IN WITNESS WHEREOF the parties hereto have caused this Agreement to be duly executed and delivered as of the day and year first above written.
Xxxxxxxxxxxxx.xxx, Inc. Xxxx Xxxxxx
Per: _________________________ ____________________________
Authorized Signatory Signature
____________________________
Witness
SCHEDULE A
Work Description
for
XxXxxxxxXxxxx.xxx, Inc.
Prepared by: Xxxx Xxxxxx
Date: October 25, 2000
Introduction:
This document outlines a proposal for a 45-day consulting contract to develop a business plan for XxXxxxxxXxxxx.xxx. The project outline is based on the assumption that most of the information in the current business plan can be used. The work will focus on financial models, sources of revenue, and project budgets.
Objective:
The business plan will be developed with the objective of securing financing, and enhancing the revenue and profitability of XxXxxxxxXxxxx.xxx.
Scope:
The proposed work will include Phase I - Preparation for Business Plan Development, and Phase II - Business Plan Development, as described below. Phase III - Implementation, will be negotiated as a further contract or full-time position based on the results of the first two phases.
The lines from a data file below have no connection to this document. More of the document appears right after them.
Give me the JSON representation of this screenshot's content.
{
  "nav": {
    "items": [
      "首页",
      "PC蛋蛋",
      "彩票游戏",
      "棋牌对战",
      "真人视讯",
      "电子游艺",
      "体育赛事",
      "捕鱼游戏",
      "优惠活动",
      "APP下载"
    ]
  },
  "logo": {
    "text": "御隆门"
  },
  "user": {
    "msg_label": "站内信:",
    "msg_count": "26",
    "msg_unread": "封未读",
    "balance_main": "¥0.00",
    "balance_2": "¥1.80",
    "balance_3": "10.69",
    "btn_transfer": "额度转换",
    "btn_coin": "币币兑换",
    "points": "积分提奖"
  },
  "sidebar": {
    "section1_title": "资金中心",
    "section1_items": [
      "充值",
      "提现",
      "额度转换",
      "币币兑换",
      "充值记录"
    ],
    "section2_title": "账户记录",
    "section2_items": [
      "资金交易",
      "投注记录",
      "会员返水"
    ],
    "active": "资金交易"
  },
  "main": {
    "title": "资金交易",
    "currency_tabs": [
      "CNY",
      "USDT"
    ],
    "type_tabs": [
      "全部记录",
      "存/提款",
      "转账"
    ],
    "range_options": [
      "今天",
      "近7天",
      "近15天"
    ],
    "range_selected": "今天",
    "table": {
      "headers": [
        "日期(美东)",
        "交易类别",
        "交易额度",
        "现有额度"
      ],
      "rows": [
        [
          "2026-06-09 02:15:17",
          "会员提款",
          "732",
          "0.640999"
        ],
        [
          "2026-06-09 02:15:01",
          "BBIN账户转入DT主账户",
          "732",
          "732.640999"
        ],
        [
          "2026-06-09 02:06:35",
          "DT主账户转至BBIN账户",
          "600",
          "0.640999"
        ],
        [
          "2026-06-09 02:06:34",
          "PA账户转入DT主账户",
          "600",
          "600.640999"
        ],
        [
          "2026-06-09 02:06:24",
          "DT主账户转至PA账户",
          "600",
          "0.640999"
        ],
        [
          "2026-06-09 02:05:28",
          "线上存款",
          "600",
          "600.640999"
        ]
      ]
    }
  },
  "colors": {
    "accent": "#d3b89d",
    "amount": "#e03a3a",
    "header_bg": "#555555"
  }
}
Phase I - Preparation for Business Plan Development
During the preparation phase, the first priority will be to meet with a shortlist of consultants to negotiate the contract and develop a work statement for Phase II. This phase would also include a thorough review of the current situation, and preparation of preliminary financial models, schedules, and budgets. The third-party consulting contract would be awarded and, as far as possible, any information suggested in the consultant's work statement would be gathered. If market research is required, a plan would be created during this phase to ensure that it could be completed within the two-month elapsed time of the contract.
The review of the current situation would include:
The Company
corporate structure
organization - management and personnel
partnerships and alliances
professional agreements
The Company Mission
description of the current mission
or suggestions for a mission
Products and Services
existing products and services
proposed products and services
pricing models
supplier agreements
proposed sources of supply
<Marketing and Sales Strategy
the industry
the competition
market segments
current clients
target segment
marketing plans
sales strategy
Technology and Operations
current technology
current projects
business processes
resources
operations agreements
Financials
project plans and budgets
current and projected expenses, revenue, assets, liabilities, cash flow
break-even analysis
sensitivity analysis
sources and application of funds
Phase II - Business Plan Development
During this phase, the third-party consultant will develop the business plan according to the negotiated work statement. I would act as internal project leader to facilitate and expedite the process internally.
Phase III - Business Plan Implementation
Based on the results of Phases I and II, a further contract or permanent position would be negotiated with the objective of implementing the business plan and enhancing the profitability and shareholder value of XxXxxxxxXxxxx.xxx.
Duration and Pricing
Completion of the first two phases would require 45 business days as follows:
Phase I: 15 days
Phase II: 20 days (to be finalized based on third-party proposals)
Contingency: 10 days (to allow for market research)
The total price would be $30,000, payable $15,000 in cash and 15,000 shares of the company.